En marge du Forum économique international de Saint-Pétersbourg (SPIEF), l’État fédéré du Niger, situé au nord-ouest du Nigéria, a signé un mémorandum d’intention avec la Sberbank, première banque russe, dans les secteurs du numérique, de l’agriculture et des services publics.
L’Afrique n’est plus seulement perçue comme une source de matières premières. À mesure que les équilibres économiques mondiaux se déplacent, le continent devient un partenaire stratégique pour les puissances en quête d’influence. La Russie ne fait pas exception. Lors de la 28e édition du Forum économique international de Saint-Pétersbourg (SPIEF), le gouvernement de l’État du Niger — à ne pas confondre avec la République du Niger voisine — a officialisé un accord avec Sberbank, poids lourd du secteur bancaire russe.

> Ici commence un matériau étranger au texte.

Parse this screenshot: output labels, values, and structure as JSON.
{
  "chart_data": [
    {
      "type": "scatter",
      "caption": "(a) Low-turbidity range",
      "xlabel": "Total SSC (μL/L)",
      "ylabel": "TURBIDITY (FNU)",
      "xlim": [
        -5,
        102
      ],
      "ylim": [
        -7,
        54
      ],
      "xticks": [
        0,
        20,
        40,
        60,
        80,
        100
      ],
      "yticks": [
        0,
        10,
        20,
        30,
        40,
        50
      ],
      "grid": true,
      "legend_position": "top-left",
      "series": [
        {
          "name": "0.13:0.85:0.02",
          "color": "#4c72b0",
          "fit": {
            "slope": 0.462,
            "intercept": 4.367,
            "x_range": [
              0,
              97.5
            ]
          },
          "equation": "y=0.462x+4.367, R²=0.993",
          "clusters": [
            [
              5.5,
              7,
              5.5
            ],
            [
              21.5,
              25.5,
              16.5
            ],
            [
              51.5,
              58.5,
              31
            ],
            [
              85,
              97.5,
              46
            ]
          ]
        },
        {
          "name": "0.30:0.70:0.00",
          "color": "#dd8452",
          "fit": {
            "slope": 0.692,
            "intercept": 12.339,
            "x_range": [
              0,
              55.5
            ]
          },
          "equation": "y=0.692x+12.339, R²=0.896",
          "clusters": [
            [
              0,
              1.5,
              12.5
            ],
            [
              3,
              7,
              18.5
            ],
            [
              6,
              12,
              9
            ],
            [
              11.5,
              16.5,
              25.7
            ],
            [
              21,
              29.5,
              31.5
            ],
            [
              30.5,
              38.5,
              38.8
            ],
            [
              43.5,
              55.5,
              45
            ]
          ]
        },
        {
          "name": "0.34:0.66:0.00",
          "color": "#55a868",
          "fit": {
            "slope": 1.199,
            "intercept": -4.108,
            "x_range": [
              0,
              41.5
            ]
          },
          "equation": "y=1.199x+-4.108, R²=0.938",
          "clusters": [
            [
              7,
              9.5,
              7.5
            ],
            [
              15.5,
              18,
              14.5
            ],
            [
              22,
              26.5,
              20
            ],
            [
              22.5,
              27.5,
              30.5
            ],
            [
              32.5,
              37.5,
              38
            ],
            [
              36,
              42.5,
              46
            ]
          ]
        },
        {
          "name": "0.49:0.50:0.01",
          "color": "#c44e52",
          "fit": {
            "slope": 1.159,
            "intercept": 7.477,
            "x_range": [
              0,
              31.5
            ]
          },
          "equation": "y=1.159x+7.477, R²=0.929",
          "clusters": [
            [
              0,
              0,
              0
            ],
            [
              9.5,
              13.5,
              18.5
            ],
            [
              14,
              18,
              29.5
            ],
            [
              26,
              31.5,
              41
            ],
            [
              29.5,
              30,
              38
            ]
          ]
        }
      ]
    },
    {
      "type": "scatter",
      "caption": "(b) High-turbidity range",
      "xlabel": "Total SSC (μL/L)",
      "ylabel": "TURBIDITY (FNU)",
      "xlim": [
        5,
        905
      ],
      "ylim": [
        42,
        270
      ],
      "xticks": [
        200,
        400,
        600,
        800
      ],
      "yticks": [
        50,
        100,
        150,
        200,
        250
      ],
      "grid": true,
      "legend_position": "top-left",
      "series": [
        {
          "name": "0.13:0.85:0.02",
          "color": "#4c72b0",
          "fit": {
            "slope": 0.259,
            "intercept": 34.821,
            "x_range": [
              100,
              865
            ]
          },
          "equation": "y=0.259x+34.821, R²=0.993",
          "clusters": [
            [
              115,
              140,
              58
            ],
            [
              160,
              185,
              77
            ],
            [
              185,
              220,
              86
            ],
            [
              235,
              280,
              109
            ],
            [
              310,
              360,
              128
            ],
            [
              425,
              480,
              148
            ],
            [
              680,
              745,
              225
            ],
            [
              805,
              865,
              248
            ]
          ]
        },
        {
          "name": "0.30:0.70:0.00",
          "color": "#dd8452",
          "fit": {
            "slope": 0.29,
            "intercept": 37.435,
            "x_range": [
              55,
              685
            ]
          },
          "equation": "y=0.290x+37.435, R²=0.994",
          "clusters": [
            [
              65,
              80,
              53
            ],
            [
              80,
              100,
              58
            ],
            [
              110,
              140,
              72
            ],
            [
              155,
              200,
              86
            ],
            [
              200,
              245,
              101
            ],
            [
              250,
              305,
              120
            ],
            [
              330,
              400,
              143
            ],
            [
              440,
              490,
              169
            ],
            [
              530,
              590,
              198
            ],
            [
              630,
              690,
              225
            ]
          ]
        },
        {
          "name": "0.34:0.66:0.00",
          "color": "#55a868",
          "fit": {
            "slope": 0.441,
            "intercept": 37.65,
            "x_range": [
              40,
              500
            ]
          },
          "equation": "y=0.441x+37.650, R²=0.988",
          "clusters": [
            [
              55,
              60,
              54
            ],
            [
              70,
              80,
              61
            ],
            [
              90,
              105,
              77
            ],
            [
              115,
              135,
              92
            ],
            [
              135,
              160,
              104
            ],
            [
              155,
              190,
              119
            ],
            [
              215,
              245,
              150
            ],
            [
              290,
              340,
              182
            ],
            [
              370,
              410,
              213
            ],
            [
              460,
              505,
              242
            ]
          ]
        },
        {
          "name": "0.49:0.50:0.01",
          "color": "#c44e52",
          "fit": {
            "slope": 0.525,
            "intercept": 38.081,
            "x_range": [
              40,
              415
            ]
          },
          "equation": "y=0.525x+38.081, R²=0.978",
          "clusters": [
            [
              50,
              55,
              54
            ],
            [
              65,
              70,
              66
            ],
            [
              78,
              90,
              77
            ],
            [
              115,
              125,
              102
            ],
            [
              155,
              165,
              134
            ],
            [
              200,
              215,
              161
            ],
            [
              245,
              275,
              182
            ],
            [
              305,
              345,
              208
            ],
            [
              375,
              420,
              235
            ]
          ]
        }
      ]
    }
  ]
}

L’objectif : accélérer la transformation numérique et agricole de cet État nigérian, tout en créant de nouvelles zones de croissance économique.
Une coopération multisectorielle
L’accord a été signé par le gouverneur de l’État du Niger, Mohammed Umaru Bago, et par Timur Kozintsev, vice-président principal de Sberbank. Selon les termes du protocole, les deux parties s’engagent à travailler conjointement dans des domaines clés : agriculture intelligente, cybersécurité, santé, éducation numérique et exploitation minière.
Dans une communication officielle, le gouverneur Bago a précisé que l’accord vise à « mettre en œuvre un certain nombre de projets destinés à accroître l’efficacité de l’agriculture, à améliorer la qualité de vie et à créer de nouveaux pôles de croissance économique ». Il prévoit l’élaboration de feuilles de route, la mise en place de groupes de travail conjoints et le lancement de projets pilotes, dans une logique de test avant généralisation.
L’intelligence artificielle au service de l’économie
Une partie importante de l’accord porte sur l’application des technologies d’intelligence artificielle (IA) dans les secteurs stratégiques de la région. D’après le service commercial russe au Nigeria, ce protocole vise à favoriser la transformation numérique à grande échelle. En clair, il s’agit d’optimiser les rendements agricoles à l’aide de données et d’algorithmes prédictifs, de renforcer la cybersécurité des infrastructures locales, et de numériser les systèmes de santé et d’éducation.
Si aucun montant ou calendrier précis n’a encore été communiqué, ce partenariat s’inscrit dans un plan plus vaste de modernisation numérique de l’État du Niger, déjà amorcé localement par le gouvernement Bago.
Le SPIEF, nouveau carrefour Afrique-Russie
La signature de cet accord intervient dans un contexte où la Russie, confrontée à un isolement croissant depuis le début de la guerre en Ukraine et les sanctions occidentales de 2022, réoriente ses partenariats vers le « Sud global ». Le SPIEF 2024 en a été un exemple manifeste : une présence renforcée des délégations africaines a été observée, avec des pays comme la Sierra Leone, la République centrafricaine ou l’Angola.
Sberbank n’en est pas à son premier partenariat en Afrique. Lors de ce même forum, elle a également signé un accord-cadre de financement avec plusieurs pays du continent — Mozambique, Angola, Éthiopie, Zimbabwe — via un mécanisme de crédit export d’un montant total de 320 milliards de roubles (environ 3,6 milliards de dollars), selon les données disponibles.
Quel rôle pour la Russie dans la transition africaine ?
Cette dynamique s’inscrit dans une redéfinition des alliances économiques africaines, face à une forme de lassitude envers les bailleurs traditionnels et à la recherche de nouvelles sources d’expertise technologique. Les autorités russes, de leur côté, y voient une opportunité de déployer leur savoir-faire en intelligence artificielle, cybersécurité et finance numérique, en échange d’un accès à de nouveaux marchés et relais d’influence.
Mais ces partenariats soulèvent aussi des questions légitimes. Quel est le niveau réel d’expertise de Sberbank en matière d’IA appliquée à l’agriculture africaine ? Quel cadre juridique et technologique pour garantir la souveraineté numérique des États partenaires ? Quels mécanismes de financement seront mis en place pour éviter des dettes excessives ou des dépendances nouvelles ?
Pour l’instant, ni le gouvernement du Niger ni Sberbank n’ont communiqué d’échéancier détaillé ou de montants financiers liés à cet accord.
Une coopération à suivre
En l’absence de détails chiffrés, il est encore trop tôt pour mesurer l’impact concret de ce protocole. Mais une chose est sûre : l’Afrique n’est plus un terrain passif. Elle devient acteur de choix dans la redéfinition des relations économiques mondiales, et les accords comme celui signé au SPIEF entre Sberbank et l’État nigérian du Niger témoignent d’un basculement en cours vers de nouvelles formes de coopération Sud-Sud.